The RI Center for Freedom & Prosperity’s release of pension data for Cranston makes comparisons possible with retirees in the state system, whose records the Center posted in the fall. When it comes to the average annual pension payment given to its retirees in the state Employees’ Retirement System (ERSRI), Cranston pays only a few percentage points more than the average for all cities and towns; its local fire and police retirement plans, however, are dramatically more generous. (Note that none of the following comparisons include retirees from the state police.)
Municipal and non-teacher school employees receive an average of $13,628 per year in Cranston, but $13,285 in the state system overall, leaving Cranston 2.58% higher. For teachers, the difference is greater, with $44,425 for Cranston and $43,027 overall — or 3.25%. The premium paid to Cranston retirees explodes for police and fire: Combining Cranston’s local system with its handful of retirees in the state plan yields an average payment of $50,654 for the city, compared with $28,057 for the state system overall, or an 80.54% difference. The generosity gap becomes greater still if only widows and other beneficiaries are considered; for Cranston the annual average is $31,529, while for the state fire and police category, it’s $11,876 (a 165.49% difference).
A look at the average age of retirement suggests that Cranston employees are not receiving more because they are working later into their lifetimes; they’re not.
Although Cranston employees work until slightly older ages, municipal and non-teacher school employees work to age 61, and teachers work until just a little before their 57th birthdays. When it comes to fire and police personnel, however, Cranston employees work almost a full year less, to 47.6 years old, versus 48.5 for the state PF system overall.
Even removing Cranston police and fire retirees in the local plan from consideration shows the city to be out of sync with other municipalities. The 548 police and fire retirees in ERSRI receive an average of $28,057 per year, having retired at 48.5 years old.
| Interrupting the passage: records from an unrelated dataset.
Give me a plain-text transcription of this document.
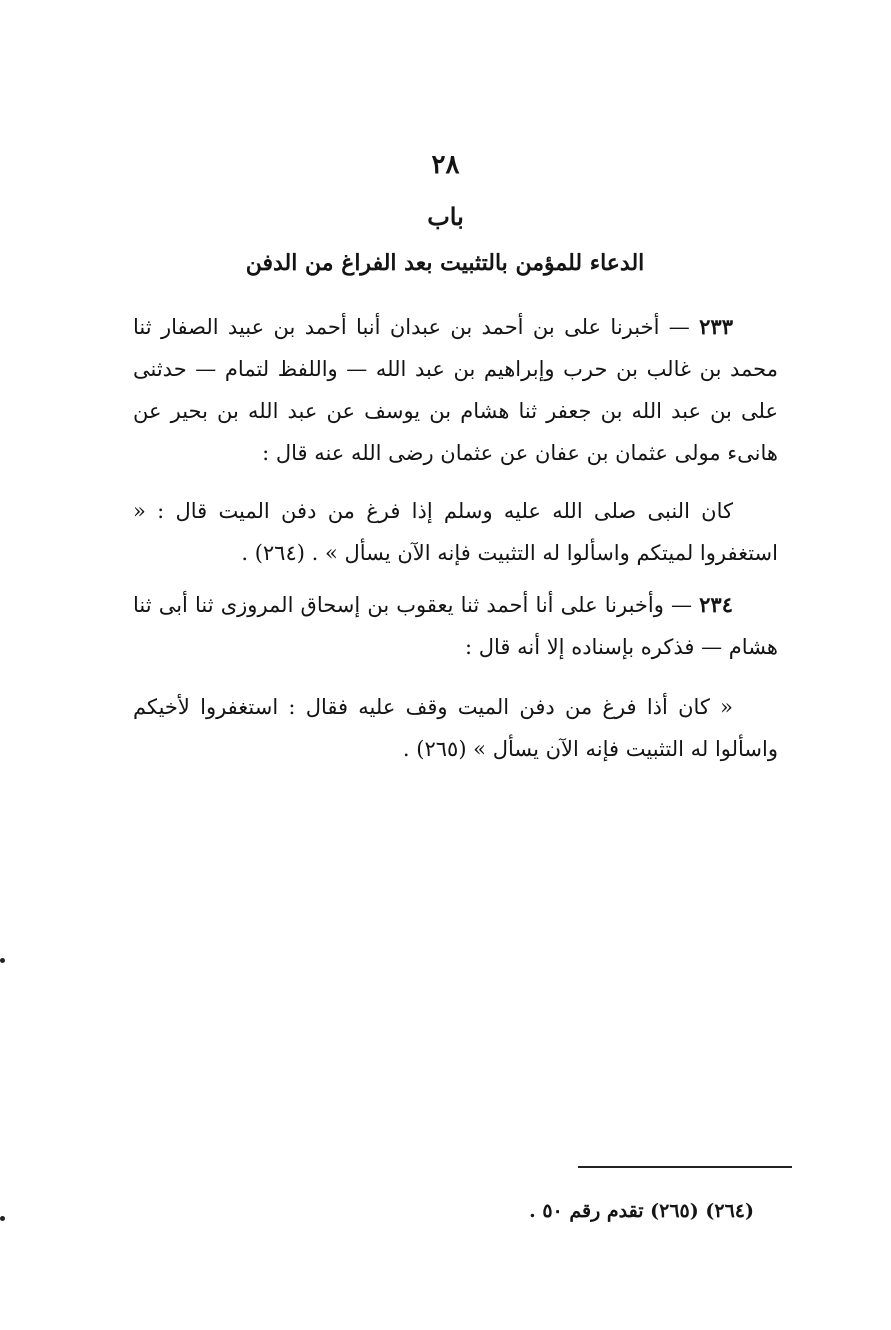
٢٨
باب
الدعاء للمؤمن بالتثبيت بعد الفراغ من الدفن
٢٣٣ — أخبرنا على بن أحمد بن عبدان أنبا أحمد بن عبيد الصفار ثنا محمد بن غالب بن حرب وإبراهيم بن عبد الله — واللفظ لتمام — حدثنى على بن عبد الله بن جعفر ثنا هشام بن يوسف عن عبد الله بن بحير عن هانىء مولى عثمان بن عفان عن عثمان رضى الله عنه قال :
كان النبى صلى الله عليه وسلم إذا فرغ من دفن الميت قال : « استغفروا لميتكم واسألوا له التثبيت فإنه الآن يسأل » . (٢٦٤) .
٢٣٤ — وأخبرنا على أنا أحمد ثنا يعقوب بن إسحاق المروزى ثنا أبى ثنا هشام — فذكره بإسناده إلا أنه قال :
« كان أذا فرغ من دفن الميت وقف عليه فقال : استغفروا لأخيكم واسألوا له التثبيت فإنه الآن يسأل » (٢٦٥) .
(٢٦٤) (٢٦٥) تقدم رقم ٥٠ .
For Cranston’s 13 police and fire retirees covered by the state, the numbers are $40,893 and 44 years old.
An additional layer of comparison is possible by dividing up pensioners by “benefit structure.” Only Cranston and South Kingstown have retirees listed separately from the more general PF20 and PF25 groups (police and fire 20 and 25 year, respectively). Viewed separately, South Kingstown’s plan is more generous than the state overall, but still nowhere near Cranston’s. The average pension payment is $31,510, with the average age at retirement of 50.3. So, while that town’s police and fire retirees do receive a bit more than their counterparts in the more generic state plans, they also worked until they were two years older.
Of course, there are likely to be specific explanations for every difference to be found in such data sets, some of them substantial. But when a particular city or town consistently falls on one side of the state average, those explanations will probably point to a need for change.